For most, the eclipse is now OVER; folding chairs collapse and chasers beat feet to whatever conveyance brought them to the centerline. Nerds like me—the same sort of people who watch the final movie credits until the union logo—continue to drink and observe all the way to Fourth Contact.

Fourth Contact

The last tiny sliver of moon passes…passes…wait, no…okay, yes, passes finally away and bids adieu to the sun until next time. Smattering of applause.

*Note to the truly clueless: You know the moon is not actually touching the sun, right? Only the disks of the Sun and Moon as they appear in the sky are touching. Just wanted to make that clear.

Photo credit Fred Espenak

Total eclipses: the basics

Eraserhead memeIf you think you’ve seen a total solar eclipse, but aren’t sure—you haven’t.

A total solar eclipse of the Sun occurs on Earth when, during a New Moon phase, the orbit of the Moon sends it into direct alignment between the Sun and the Earth, completely blotting the disk of the Sun and casting a shadow that falls onto Earth. Those standing in that shadow witness an eclipse.

Not every New Moon produces a solar eclipse; the tilt of the Moon must be oriented exactly so with respect to Earth’s orbit around the Sun.

The width of the shadow—the path of totality—will be about 100 to 180 miles wide, and will vary based on how close the Moon happens to be from the Earth. The closer an observer stands to the center of that path, the longer the eclipse will be. The maximum length of totality is a little over seven minutes; usually they are much, much shorter. (As my husband noted after the four-minute eclipse in Egypt: “That cost a thousand dollars a minute.”)

A total solar eclipse occurs somewhere on Terra (fun fact! that’s the real name of our planet. And our moon is Luna, and the sun is Sol—no relation to the Hebrew baby name) every 18 months or so. Not all are reasonable to travel to see; many last only a few seconds and occur over a remote body of water or an inaccessible wilderness.

As far as we know, Earth (okay, I’m over it, back to the common name) is the only planet where a total solar eclipse occurs; it’s made possible because our Sun and Moon appear nearly the same size in the sky as seen from Earth. Why? The Sun’s diameter is approximately 400 times larger than the moon’s—but the Sun is also 400 times farther away.

(Think about it: Earth has one sun, one moon, and it’s possible we’re the only planet with sentient beings on it who can appreciate an eclipse. Coincidence? I think not—and that’s the subject for different blog entirely.)

Civilizations of yore had colorful, regionalized explanations for what caused an eclipse. The Chinese believed that a celestial dragon devoured the sun; Viking cultures blamed wolves. In Vietnam they believed it was a giant frog. Incan natives thought a puma god was responsible.
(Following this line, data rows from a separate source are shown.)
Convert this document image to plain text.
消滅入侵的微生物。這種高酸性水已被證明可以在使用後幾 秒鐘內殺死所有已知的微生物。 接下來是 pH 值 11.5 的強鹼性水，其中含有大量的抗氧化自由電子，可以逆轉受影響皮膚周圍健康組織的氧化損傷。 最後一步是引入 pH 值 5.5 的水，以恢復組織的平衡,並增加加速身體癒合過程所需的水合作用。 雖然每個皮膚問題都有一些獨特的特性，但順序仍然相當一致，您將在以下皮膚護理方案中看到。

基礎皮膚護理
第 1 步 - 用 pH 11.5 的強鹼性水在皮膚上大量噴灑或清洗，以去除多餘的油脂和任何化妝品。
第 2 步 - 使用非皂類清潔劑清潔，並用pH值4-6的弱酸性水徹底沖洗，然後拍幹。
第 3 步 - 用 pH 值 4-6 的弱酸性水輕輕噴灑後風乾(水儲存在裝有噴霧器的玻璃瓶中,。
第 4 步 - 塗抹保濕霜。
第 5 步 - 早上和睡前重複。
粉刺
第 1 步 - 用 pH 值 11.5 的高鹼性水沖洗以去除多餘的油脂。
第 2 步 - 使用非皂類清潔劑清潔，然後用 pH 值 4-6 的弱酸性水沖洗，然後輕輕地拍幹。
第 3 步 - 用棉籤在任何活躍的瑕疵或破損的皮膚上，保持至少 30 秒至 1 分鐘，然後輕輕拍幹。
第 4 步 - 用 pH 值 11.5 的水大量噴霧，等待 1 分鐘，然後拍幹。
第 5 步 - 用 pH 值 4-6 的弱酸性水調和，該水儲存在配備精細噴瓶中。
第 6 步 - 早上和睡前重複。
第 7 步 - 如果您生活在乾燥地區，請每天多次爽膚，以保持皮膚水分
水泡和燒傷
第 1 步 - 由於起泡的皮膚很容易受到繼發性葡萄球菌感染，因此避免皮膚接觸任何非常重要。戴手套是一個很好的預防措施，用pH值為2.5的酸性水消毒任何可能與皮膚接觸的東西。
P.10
Ancient man! So stupid.

JUST KIDDING. Superstitions continue today, though. No joke: Many 21st century citizens still consider eclipses to be an evil omen. A popular misconception in some cultures is that they’re dangerous to children and pregnant women, who hide indoors to shield themselves from totality. In India, some people fast, believing that food cooked during an eclipse will be tainted.

In a couple of countries I’ve traveled to, small children were concealed during the days surrounding the eclipse; a rumor circulated that white North American women were there to kidnap babies to take home—that was the insidious purpose of our oversized backpacks.

Some superstitions are pleasant and positive. Leave it to the Italians to plant flowers during an eclipse; everyone knows that they’ll grow to be the most colorful in the garden.